Admittedly, Blatt didn’t handle the situation in Cleveland as well as he could have. Still, it was clear from the start that LeBron unwilling to be directed by the rookie NBA coach and his days were numbered from the start:
Making the Case: A Blatt Defense
The case for Blatt begins at the defensive end; since the departure of Jeff Van Gundy in 2001, the Knicks have been the worst defensive team in the league. Their defense has been ranked in the top half of the league twice, with the only top ten finish coming during the lockout shortened season:
It doesn’t matter how good your offense is when your opponents score at will.
Conversely, in the last full month under Blatt, the Cavs were the second best defensive team in the league behind only the historically dominant Spurs’ defense. After Lue took the reigns in late January, the Cavs promptly slid to 13th in defensive efficiency.

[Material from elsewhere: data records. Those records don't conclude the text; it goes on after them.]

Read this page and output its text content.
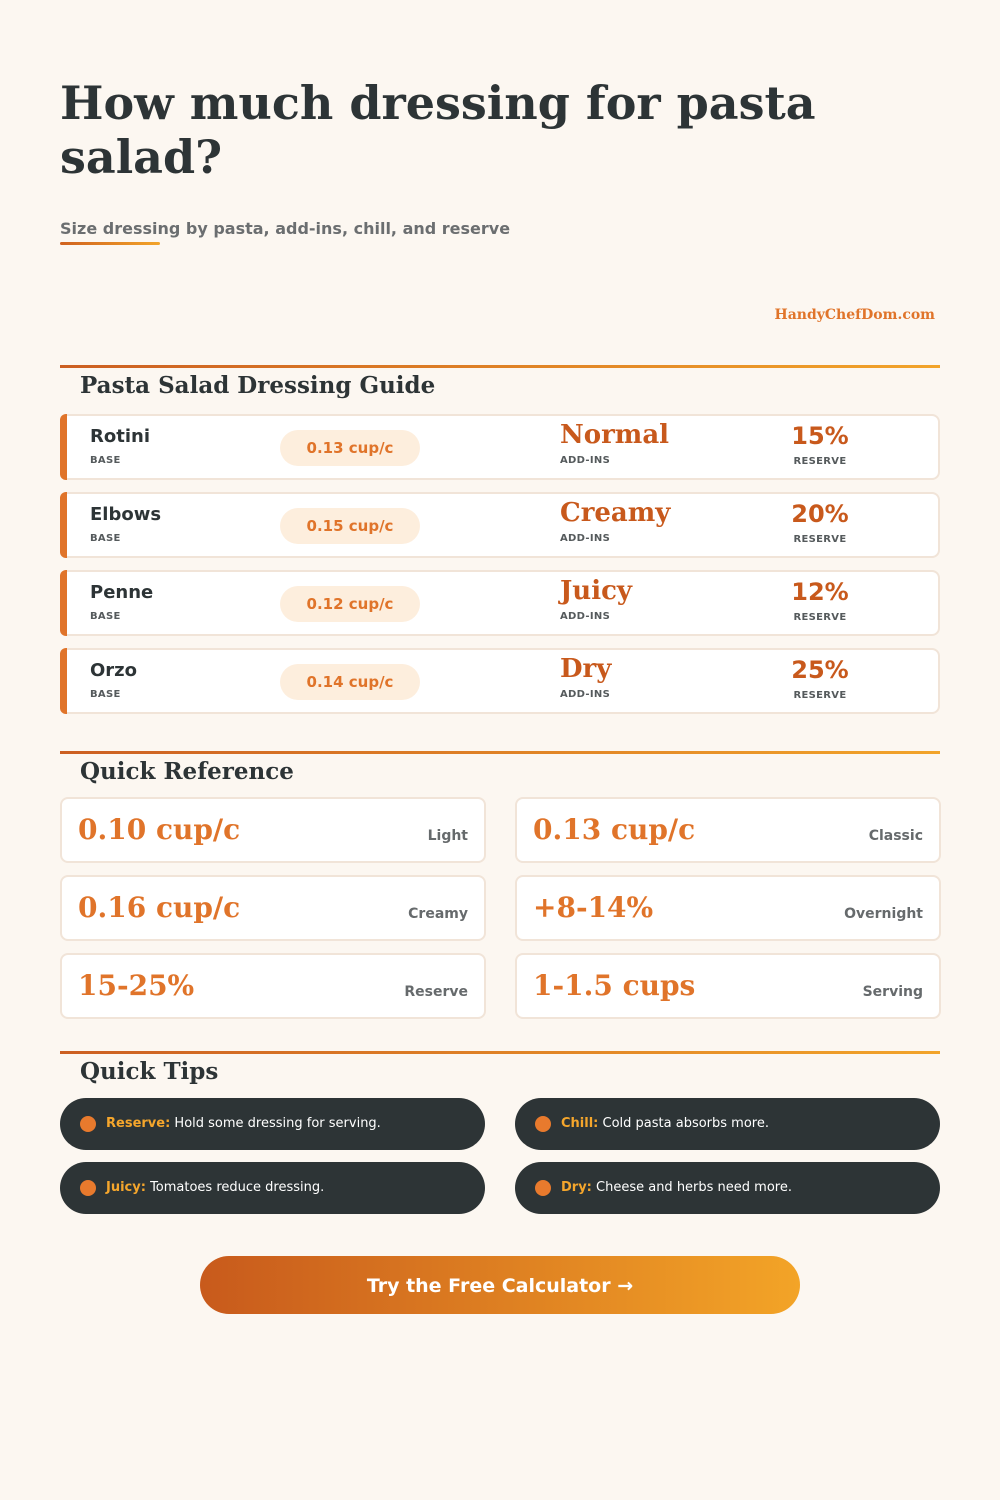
How much dressing for pasta salad?
Size dressing by pasta, add-ins, chill, and reserve
HandyChefDom.com
Pasta Salad Dressing Guide
Rotini
BASE
0.13 cup/c	Normal
ADD-INS
15%
RESERVE
Elbows
BASE
0.15 cup/c	Creamy
ADD-INS
20%
RESERVE
Penne
BASE
0.12 cup/c	Juicy
ADD-INS
12%
RESERVE
Orzo
BASE
0.14 cup/c	Dry
ADD-INS
25%
RESERVE
Quick Reference
0.10 cup/c	Light 0.13 cup/c	Classic
0.16 cup/c	Creamy +8-14%	Overnight
15-25%	Reserve 1-1.5 cups	Serving
Quick Tips
Reserve: Hold some dressing for serving.	Chill: Cold pasta absorbs more.
Juicy: Tomatoes reduce dressing.	Dry: Cheese and herbs need more.
Try the Free Calculator →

Concerns Surrounding the Triangle and Carmelo
As long as this defining geometric issue still looms over the Garden, it may not matter how capably Blatt constructs the Knicks’ defensive system. It looks increasingly likely that Phil Jackson intends on running the triangle in New York – it’s why Rambis was brought in, and possibly why Jackson never reached out to Thibodeau. Marc Berman of the New York Post reports that Blatt would be willing to run the triangle:
“He’d be absolutely willing to run the triangle,’’ [a] NBA personnel director said. “There’s not great similarities between the two, but it is in the fundamental notion of ball movement, taking what the defense gives you.”
The remaining question mark would be Knick’s superstar Carmelo Anthony, whose friendship with James is well-documented.
Would Anthony embrace a coach that his close friend practically ran out-of-town?
Anthony has repeatedly expressed concerns about his championship window, a window seemingly shrinks every second he remains in New York. A parting of ways may be best for both parties, yet Anthony’s love for The Big City has made him reluctant to waive the No-Trade Clause written into his contract. If Anthony is persuaded by James concerning Blatt’s coaching abilities, it may be enough for him to waive his No-Trade Clause, allowing the Knicks to finally rebuild.
The Knicks shouldn’t base their decision on Carmelo, despite his status within the organization: Kristaps is the future of the organization and should be treated as such. Management has a duty to look beyond Anthony’s window to secure the best possible future of the franchise.
Blatt is willing to run the triangle, he played alongside Knicks’ General Manager Steve Mills at Princeton, and above all else, he’s an excellent coach whose expertise on the defensive end could provide the answer that the Knicks have sorely missed for the past fifteen years. Unfortunately for the Knicks, the door is closed on a Tom Thibodeau Knicks; but all the pieces may be in the right places for David Blatt to achieve in New York what he never had the opportunity to achieve in Cleveland.